2. The method according to claim 1, further comprising: dividing
the frames into respective pluralities of coding blocks, wherein
the depth values of the pixels are generated during a
three-dimensional graphical rendering of the digital video stream,
wherein dividing the frames further comprises, for each of the
frames, dividing the frames into coding blocks of multiple sizes,
and wherein identifying the largest coding blocks that contain
pixels having substantially similar depth values further comprises:
pre-pruning selected ones of the multiple-sized coding blocks based
upon the depth values of the multiple-sized coding blocks prior to
the step of selecting coding modes.
3. The method according to claim 2, wherein the multiple sizes
include a first size, a second size, and a third size, wherein the
second size is one-quarter of the first size and the third size is
one-quarter of the second size, wherein blocks having the second
size are contained within blocks having the first size and wherein
blocks having the third size are contained within blocks having the
second size, and wherein pre-pruning the coding modes further
comprises: for each of the first-sized blocks, comparing depth
values of four blocks having the third size within each of the
blocks having the second size; and in response to the depth values
being substantially similar in four of the third-sized blocks,
removing block sizes smaller than the second size from a candidate
set of coding blocks to be encoded.
4. The method according to claim 3, further comprising: for each of
the first-sized blocks, comparing depth values of the blocks having
the second size by comparing depth values of a first set of two
horizontally adjacent blocks with each other and comparing depth
values of a second set of two horizontally adjacent blocks with
each other; determining whether a difference between the depth
values of the blocks in the first set falls below a predetermined
level; in response to the difference falling below the
predetermined level, removing the blocks in the first set from the
candidate set; determining whether a difference between the depth
values of the is blocks in the second set falls below the
predetermined level; and in response to the difference falling
below the predetermined level, removing the blocks in the second
set from the candidate set.
5. The method according to claim 4, further comprising: for each of
the first-sized blocks, comparing depth values of the blocks having
the second size by comparing depth values of a third set of two
vertically adjacent blocks with each other and comparing depth
values of a fourth set of two vertically adjacent blocks with each
other; determining whether a difference between the depth values of
the blocks in the third set falls below a predetermined level; in
response to the difference falling below the predetermined level,
removing the blocks in the third set from the candidate set;
determining whether a difference between the depth values of the
blocks in the fourth set falls below the predetermined level; and
in response to the difference falling below the predetermined
level, removing the blocks in the fourth set from the candidate
set.
6. The method according to claim 5, further comprising: for each of
the first-sized blocks, comparing the depth values of two
horizontally adjacent blocks with the depth values of the other two
horizontally adjacent blocks; and in response to the two
horizontally adjacent blocks being substantially similar to the
other two horizontally adjacent blocks, removing each of the two
horizontally adjacent blocks and the other two horizontally
adjacent blocks from the candidate set of coding blocks.

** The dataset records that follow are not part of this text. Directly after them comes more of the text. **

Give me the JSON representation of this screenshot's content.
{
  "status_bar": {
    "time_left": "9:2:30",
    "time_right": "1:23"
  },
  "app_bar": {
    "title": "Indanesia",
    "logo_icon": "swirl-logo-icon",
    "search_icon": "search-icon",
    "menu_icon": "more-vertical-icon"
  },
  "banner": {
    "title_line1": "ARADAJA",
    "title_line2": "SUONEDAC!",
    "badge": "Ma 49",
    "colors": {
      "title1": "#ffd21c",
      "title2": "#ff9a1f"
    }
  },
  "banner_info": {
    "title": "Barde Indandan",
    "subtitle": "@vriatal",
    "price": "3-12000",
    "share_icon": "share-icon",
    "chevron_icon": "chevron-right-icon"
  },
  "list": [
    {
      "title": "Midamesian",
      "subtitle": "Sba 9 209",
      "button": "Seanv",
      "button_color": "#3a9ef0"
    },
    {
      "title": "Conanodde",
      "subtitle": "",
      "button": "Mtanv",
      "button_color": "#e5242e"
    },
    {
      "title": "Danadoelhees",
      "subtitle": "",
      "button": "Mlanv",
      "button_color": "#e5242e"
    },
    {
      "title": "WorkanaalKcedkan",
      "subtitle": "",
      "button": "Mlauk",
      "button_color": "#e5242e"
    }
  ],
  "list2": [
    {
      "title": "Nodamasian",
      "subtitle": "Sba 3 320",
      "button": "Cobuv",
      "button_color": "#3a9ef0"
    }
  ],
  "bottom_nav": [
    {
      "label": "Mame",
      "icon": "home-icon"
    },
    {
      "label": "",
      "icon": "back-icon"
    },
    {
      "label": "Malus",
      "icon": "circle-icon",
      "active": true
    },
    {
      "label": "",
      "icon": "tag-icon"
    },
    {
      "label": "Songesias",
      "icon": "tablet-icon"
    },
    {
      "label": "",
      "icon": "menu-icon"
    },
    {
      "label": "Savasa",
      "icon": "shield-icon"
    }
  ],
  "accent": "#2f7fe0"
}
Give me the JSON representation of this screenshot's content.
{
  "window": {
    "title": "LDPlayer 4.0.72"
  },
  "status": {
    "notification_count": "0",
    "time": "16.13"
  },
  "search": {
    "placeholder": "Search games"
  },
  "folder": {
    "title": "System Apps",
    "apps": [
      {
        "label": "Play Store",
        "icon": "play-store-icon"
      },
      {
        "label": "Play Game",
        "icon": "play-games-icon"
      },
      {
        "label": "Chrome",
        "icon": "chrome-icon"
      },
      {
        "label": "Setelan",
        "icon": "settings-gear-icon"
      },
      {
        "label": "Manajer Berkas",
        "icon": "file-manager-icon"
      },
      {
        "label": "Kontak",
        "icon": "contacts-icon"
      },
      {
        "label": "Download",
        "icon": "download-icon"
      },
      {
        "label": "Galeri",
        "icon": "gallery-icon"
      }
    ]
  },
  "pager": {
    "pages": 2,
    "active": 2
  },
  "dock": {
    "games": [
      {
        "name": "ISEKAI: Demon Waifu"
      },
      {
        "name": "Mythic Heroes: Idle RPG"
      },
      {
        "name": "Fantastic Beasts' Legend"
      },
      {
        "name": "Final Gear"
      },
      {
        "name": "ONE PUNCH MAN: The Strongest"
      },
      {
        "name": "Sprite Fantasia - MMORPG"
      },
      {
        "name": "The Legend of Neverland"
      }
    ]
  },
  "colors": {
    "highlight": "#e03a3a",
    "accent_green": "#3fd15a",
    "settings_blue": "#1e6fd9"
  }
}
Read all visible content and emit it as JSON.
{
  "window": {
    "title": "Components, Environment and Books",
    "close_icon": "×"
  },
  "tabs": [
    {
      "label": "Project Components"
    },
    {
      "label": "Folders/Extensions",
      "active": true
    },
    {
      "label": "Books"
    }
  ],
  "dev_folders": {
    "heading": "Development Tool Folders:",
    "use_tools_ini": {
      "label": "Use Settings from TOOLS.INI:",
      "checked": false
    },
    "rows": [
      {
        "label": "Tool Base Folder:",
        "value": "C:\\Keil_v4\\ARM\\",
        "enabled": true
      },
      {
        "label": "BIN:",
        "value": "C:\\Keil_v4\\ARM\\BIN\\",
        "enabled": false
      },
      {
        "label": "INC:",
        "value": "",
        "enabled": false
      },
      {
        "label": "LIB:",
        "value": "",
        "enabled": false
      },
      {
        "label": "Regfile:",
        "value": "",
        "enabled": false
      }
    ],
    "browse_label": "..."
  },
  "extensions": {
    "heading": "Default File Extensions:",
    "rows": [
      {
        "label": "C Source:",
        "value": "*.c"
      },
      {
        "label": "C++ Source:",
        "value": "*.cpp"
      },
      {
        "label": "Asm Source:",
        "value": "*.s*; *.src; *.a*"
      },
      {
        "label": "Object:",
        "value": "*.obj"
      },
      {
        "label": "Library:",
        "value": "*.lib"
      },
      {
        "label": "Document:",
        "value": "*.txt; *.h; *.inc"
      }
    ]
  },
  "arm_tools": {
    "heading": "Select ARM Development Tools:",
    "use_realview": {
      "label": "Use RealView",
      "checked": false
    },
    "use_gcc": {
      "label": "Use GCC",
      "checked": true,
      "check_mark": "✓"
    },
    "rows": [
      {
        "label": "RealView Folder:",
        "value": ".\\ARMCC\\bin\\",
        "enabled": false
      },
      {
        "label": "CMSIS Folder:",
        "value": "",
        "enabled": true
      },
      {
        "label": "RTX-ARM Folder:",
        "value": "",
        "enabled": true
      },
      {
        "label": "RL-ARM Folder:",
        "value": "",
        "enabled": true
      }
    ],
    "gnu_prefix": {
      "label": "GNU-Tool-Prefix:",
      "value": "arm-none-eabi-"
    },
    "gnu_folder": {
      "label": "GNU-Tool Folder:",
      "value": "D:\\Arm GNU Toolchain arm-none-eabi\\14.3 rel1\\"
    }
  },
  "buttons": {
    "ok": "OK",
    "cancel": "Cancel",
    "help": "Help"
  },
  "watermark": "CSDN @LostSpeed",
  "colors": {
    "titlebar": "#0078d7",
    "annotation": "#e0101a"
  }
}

7. The method according to claim 6, further comprising: for each of
the first-sized blocks, comparing the depth values of two
vertically adjacent blocks with the depth values of the other two
vertically adjacent blocks; and in response to the two vertically
adjacent blocks being substantially similar to the other two
vertically adjacent blocks, removing each of the two vertically
adjacent blocks and the other two vertically adjacent blocks from
the candidate set of coding blocks.
8. The method according to claim 1, wherein identifying the largest
coding block sizes that contain pixels having substantially similar
depth values further comprises identifying the largest coding block
sizes by determining deviation values in similarity among the
coding blocks, determining whether the deviation values exceed a
predefined level, and removing those coding blocks having deviation
values exceeding the predefined level from a candidate set of
coding blocks to be encoded.
9. The method according to claim 1, wherein identifying the largest
coding block sizes that contain pixels having sufficiently similar
depth values further comprises using a similarity function to
identify whether the depth values in the coding blocks are
sufficiently similar.
10. The method according to claim 9, further comprising:
identifying maximum and minimum values of the normalized quantized
depth values of the coding blocks; and applying one of an absolute
value and a relative value metric using the maximum and minimum
values of the normalized quantized depth values of the coding
blocks to define the similarity function.
11. The method according to claim 9, further comprising: converting
the normalized quantized depth values of the coding blocks to true
depth values; computing a sum of the true depth values; and
determining a largest difference in sums between any two coding
blocks using an absolute value metric, wherein the similarity
function is the largest difference in the sums.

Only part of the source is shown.